方槐嘿嘿的笑了兩聲:“要一大碗。”
“成,肯定裝滿滿一大碗。”
方槐是個飯量大的,雖然中午吃了很多火鍋,但是沒吃主食,在山上跑了一圈,此刻肚子早就已經餓了。
他在饑餓的時候吃八個拳頭大小的饅頭才會飽,以前是家里條件不好,吃不飽,現在家里條件好了,他才不想虧待自己的胃。
更何況晚上吃的還是他最喜歡吃的酸菜面。
方槐簡單的洗漱一番之后就去了田禾的房間,方家一共三間臥房,田禾現在住的就是趙云川之前住的房間,房間很小,除了一張炕和一個柜子,里面就沒有旁的家具了。

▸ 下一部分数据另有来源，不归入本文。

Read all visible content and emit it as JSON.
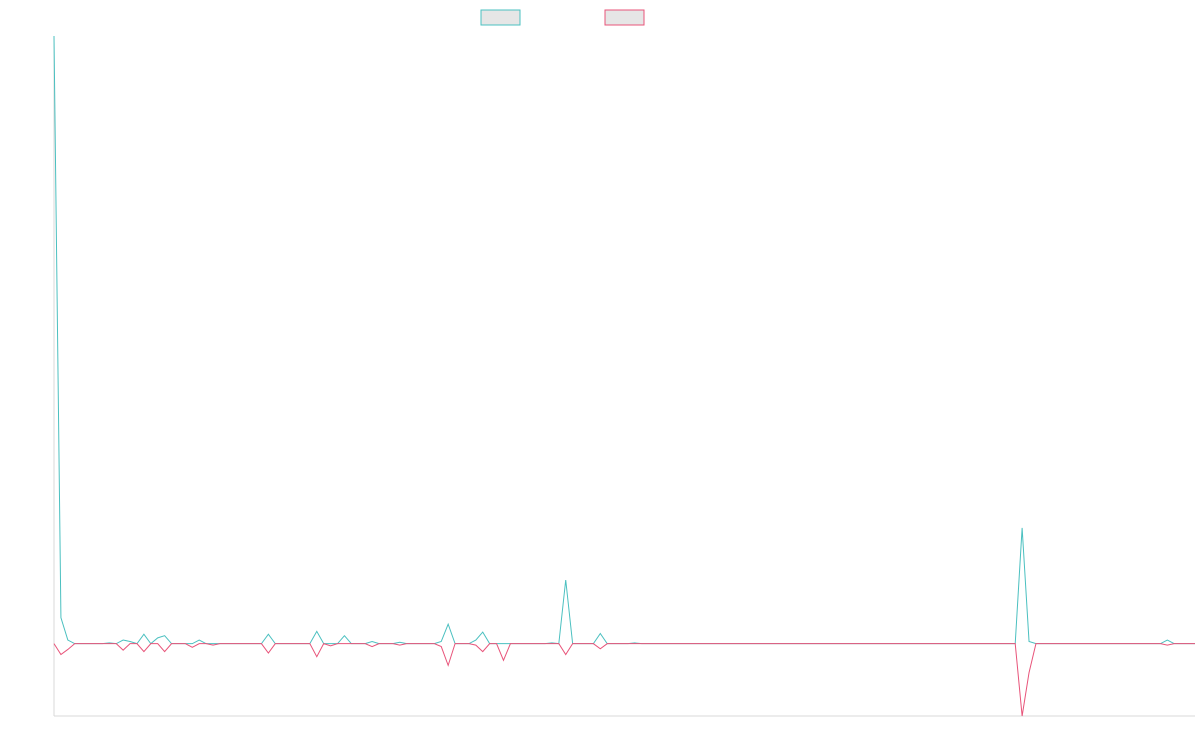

看見方槐,田禾也很高興,他放下手中的針線,給方槐騰位置:“快來。”
方槐的針線活不好,他最近正在和田禾學,也不說學得多好,至少得學會做衣服、做鞋子。
以后給夫君做。
兩個人坐在一起干針線活兒,方槐時不時請教一些問題,田禾也耐心的解答,沒一會兒,田禾縫完最后一針,面露笑意。
“做好了!”
“這么快?”
田禾剛來他們家的時候什么也沒有,方槐就拿了自己兩身舊棉衣給他穿,眼瞧著要過年了,家里人都做了新衣裳,白桂花也沒忘記田禾。
給他扯了新布,稱了棉花。
方槐拿過棉衣一看,真心實意地夸道:“手真巧,針腳真密,比起鎮上的成衣也不差了。”
田禾被夸的臉微紅:“你快試試?”
方槐不可置信的指了指自己,懷疑自己聽錯了:“我試試?咱倆的體型差挺多,你的號我估計穿不上。”
“這就是給你做的,快試試。”
方槐將衣服攤開,大致看了一下尺寸,確實是他的號,一時之間,竟然有些語塞。
察覺到方槐興致沒有剛剛那么高,田禾一時之間有些忐忑,他是不是又做錯了什么事兒?
應該是的……
田禾自嘲:自己可真是個廢物呀,連最簡單的事情他都做不好,他這樣的人活在世界上到底有什么意義?!
有意義嗎?好像沒有意義。
田禾吸了吸鼻子,眼眶泛紅:“是不是這衣服哪里做得不好?你告訴我,我來改改。”
看著田禾這個樣子,方槐心里也挺不是滋味的,他道:“衣服做得沒毛病,但是尺寸錯了。”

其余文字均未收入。